God roept hem op om op reis te gaan en alles achter te laten in Ur.
Vliegtuigen kende hij niet en zulke koffers ook niet,
maar het vraagteken was er wel,
in zijn hart, want hij wist niet waar het land lag dat God hem
zou wijzen.
Toch gaat hij op weg, omdat Hij blijkbaar op God vertrouwde, à la bonne foi.
Datzelfde bonnefooi-geloof zie je bij de vissers tegen wie Jezus zei: [DIA 2] Kom,
volg mij,
ik zal van jullie tot vissers van mensen maken (Markus 1:17).
Ze lieten meteen hun netten uit hun handen vallen en gingen met hem
mee.
Voor ons lijkt het nogal bizar dat een mens dat doet,
maar blijkbaar hadden ze meteen genoeg vertrouwen in de
Heer Jezus om zich gewonnen te geven en met hem mee te
gaan, ook al was de rest één groot vraagteken voor hen.
Dat laat al meteen iets heel belangrijk zien, namelijk dat op weg
gaan met God, met Jezus, geen georganiseerde reis is met een
vast programma en tijdplanning en een hoop voorinformatie,
waarbij je precies weet waar je aan toe bent.
Nee, de reis van het geloof is veel beter te vergelijken met een trektocht. Die is
veel meer open.
Je weet ongeveer welke kant je op wilt,
naar Zuid-Limburg bijvoorbeeld, maar niet langs wegen je gaat en
wat je precieze eindbestemming zal zijn en hoe die eruit ziet.
Wat dat betreft is de nieuwtestamentische kerk eigenlijk een
verzameling trekkers achter Jezus aan met als gids de bijbel en
de heilige Geest.
Daar moeten we het mee doen.
Uiteindelijk komt het daarom altijd weer neer op de vraag, die Abraham en
de vissers ook moesten beantwoorden: vertrouw je de Heer?
Durf je met hem op weg te gaan?
Ons gemeenteproject ‘Ga met God’ is bedoeld om elkaar te
stimuleren die vraag met ‘ja’ te beantwoorden.
Ja, doe het, Ga met God!
Vaya con dios!
Omdat je hem namelijk volledig kunt vertrouwen.
Dat is namelijk de boodschap van onze gids, de bijbel en de Heilige Geest.

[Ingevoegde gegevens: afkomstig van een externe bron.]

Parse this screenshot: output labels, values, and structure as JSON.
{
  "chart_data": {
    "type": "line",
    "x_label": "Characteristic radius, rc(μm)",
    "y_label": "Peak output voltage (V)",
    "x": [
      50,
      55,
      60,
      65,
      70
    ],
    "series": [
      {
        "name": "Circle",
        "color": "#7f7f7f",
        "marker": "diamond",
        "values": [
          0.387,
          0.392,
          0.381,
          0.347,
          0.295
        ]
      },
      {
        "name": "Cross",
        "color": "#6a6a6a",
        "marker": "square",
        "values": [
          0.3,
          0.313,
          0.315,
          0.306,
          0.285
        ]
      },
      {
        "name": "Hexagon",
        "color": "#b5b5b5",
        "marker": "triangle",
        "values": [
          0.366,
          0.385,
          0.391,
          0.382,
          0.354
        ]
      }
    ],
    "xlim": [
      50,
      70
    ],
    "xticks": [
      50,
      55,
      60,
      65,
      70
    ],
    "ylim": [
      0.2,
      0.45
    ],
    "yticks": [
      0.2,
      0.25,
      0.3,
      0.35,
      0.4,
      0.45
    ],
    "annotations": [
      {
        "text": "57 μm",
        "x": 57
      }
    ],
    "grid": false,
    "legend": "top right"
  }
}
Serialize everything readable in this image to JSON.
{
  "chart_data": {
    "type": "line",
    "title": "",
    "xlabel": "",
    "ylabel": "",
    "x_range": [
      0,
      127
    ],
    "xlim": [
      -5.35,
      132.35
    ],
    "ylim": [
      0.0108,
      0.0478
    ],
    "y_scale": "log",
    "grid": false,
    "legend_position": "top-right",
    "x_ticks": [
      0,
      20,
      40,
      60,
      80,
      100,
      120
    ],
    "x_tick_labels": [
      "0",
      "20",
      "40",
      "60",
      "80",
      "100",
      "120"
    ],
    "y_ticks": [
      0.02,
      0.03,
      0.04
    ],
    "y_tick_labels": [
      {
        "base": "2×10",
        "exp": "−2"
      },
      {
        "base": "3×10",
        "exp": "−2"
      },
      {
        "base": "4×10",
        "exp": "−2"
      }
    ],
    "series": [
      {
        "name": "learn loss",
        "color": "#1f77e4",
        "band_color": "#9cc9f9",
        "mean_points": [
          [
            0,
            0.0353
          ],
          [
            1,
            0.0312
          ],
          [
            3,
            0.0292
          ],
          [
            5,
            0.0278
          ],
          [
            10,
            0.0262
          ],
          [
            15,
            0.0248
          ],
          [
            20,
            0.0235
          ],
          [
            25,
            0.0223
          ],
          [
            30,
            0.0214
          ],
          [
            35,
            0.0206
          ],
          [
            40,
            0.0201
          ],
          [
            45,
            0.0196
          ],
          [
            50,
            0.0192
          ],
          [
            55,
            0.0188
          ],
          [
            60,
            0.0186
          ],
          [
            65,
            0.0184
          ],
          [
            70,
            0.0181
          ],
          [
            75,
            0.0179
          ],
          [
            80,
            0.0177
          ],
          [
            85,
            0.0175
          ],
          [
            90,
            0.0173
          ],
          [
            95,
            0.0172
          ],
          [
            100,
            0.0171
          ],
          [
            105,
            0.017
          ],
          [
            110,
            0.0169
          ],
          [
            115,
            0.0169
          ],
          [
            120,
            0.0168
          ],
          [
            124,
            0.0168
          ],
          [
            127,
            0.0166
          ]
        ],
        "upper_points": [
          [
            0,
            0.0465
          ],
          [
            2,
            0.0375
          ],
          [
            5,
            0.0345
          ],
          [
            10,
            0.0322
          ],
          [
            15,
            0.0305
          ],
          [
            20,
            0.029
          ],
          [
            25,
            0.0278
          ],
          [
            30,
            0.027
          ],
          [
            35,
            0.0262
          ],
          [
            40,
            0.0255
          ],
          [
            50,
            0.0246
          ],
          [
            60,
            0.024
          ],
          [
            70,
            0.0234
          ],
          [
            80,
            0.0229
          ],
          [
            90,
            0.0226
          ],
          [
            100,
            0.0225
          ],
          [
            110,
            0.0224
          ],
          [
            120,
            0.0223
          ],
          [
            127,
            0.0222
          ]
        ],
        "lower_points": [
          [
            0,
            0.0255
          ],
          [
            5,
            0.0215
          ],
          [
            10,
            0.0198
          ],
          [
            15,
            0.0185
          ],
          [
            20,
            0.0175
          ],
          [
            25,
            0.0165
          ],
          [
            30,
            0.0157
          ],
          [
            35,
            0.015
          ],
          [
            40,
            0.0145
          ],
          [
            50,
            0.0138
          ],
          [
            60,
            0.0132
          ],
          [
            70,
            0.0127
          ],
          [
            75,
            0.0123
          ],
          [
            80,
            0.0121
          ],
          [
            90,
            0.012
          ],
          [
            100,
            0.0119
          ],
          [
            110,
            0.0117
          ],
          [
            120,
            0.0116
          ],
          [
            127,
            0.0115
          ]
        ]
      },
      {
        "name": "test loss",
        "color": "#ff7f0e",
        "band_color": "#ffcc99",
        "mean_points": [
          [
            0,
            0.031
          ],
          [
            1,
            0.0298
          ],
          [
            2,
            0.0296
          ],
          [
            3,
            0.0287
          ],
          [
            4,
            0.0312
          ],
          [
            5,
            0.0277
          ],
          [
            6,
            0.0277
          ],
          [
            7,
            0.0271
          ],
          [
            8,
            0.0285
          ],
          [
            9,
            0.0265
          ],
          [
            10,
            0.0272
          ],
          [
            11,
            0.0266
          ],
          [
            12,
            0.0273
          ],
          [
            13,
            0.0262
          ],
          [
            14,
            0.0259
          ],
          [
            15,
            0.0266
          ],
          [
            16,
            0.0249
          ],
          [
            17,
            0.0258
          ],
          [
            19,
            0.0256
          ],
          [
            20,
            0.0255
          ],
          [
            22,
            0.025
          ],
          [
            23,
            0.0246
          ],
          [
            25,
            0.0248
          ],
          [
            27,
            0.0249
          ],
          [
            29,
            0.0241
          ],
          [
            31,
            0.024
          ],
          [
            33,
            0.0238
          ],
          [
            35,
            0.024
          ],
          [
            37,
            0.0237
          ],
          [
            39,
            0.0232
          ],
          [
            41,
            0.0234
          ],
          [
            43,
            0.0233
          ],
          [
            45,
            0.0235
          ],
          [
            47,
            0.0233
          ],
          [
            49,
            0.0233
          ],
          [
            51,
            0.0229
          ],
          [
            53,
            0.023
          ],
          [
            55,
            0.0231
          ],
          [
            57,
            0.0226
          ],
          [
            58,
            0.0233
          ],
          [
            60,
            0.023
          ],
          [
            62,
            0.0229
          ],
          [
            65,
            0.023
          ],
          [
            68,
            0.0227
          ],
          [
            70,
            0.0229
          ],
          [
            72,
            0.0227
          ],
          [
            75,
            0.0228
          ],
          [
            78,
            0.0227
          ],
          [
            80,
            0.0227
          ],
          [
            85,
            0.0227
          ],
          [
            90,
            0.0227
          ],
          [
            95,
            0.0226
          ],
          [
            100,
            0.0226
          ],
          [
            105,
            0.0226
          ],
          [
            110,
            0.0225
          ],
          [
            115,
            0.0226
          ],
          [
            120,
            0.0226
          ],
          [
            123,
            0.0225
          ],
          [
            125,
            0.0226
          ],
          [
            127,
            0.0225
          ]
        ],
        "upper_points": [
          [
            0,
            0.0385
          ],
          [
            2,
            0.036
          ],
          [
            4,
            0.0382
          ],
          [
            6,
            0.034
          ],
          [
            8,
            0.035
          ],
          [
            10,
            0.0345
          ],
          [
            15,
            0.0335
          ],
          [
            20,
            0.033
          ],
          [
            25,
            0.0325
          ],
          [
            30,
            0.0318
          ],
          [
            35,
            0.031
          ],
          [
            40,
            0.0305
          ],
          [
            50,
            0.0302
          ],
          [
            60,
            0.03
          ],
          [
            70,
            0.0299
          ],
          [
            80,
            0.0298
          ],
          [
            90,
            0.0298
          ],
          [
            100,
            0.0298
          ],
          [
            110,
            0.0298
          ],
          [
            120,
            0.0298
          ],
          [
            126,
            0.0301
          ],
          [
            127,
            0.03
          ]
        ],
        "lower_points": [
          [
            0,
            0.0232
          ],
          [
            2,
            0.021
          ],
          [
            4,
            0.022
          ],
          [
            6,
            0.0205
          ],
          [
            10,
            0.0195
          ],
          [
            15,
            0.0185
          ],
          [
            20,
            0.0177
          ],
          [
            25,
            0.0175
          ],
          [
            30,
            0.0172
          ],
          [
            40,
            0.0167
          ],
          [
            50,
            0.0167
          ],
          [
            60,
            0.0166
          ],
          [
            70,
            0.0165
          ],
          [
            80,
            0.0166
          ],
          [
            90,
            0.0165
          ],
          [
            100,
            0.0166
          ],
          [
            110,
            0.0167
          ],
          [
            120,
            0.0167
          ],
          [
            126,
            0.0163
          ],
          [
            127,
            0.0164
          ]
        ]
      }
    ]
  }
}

Want in de bijbel zijn de ervaringen te lezen van de mensen die de trektocht
hebben aangedurfd.
Je kunt daarin lezen hoe het met Abraham en met die vissers
gegaan is,
hoe het goed gekomen is,
en dat hun trektocht ondanks alle tegenslag zeer de moeite waard was.
En die ervaringen kunnen ons moed geven om zelf ook op weg te
gaan.
Je hoeft de trektocht namelijk niet alleen te maken.
Je bent samen onderweg,
als broeders en zusters,
nu hier in deze gemeente,
maar ook in die grote karavaan met mensen uit alle
landen en tijdperken.
Vanmorgen gaan we kijken naar de ervaring van trekkers uit
het oude Israël.
We gaan luisteren naar hun boodschap die in een lied verwerkt is, in Psalm 84,
een pelgrimslied van de Korachieten.
Israëlitische pelgrims gingen jaarlijks uit het hele land op weg
naar één centrale plek,
de tempel van Jeruzalem,
bijvoorbeeld op de grote Verzoendag.
En je proeft al meteen in de eerste
verzen het enthousiasme en verlangen naar de tempel: [DIA 3]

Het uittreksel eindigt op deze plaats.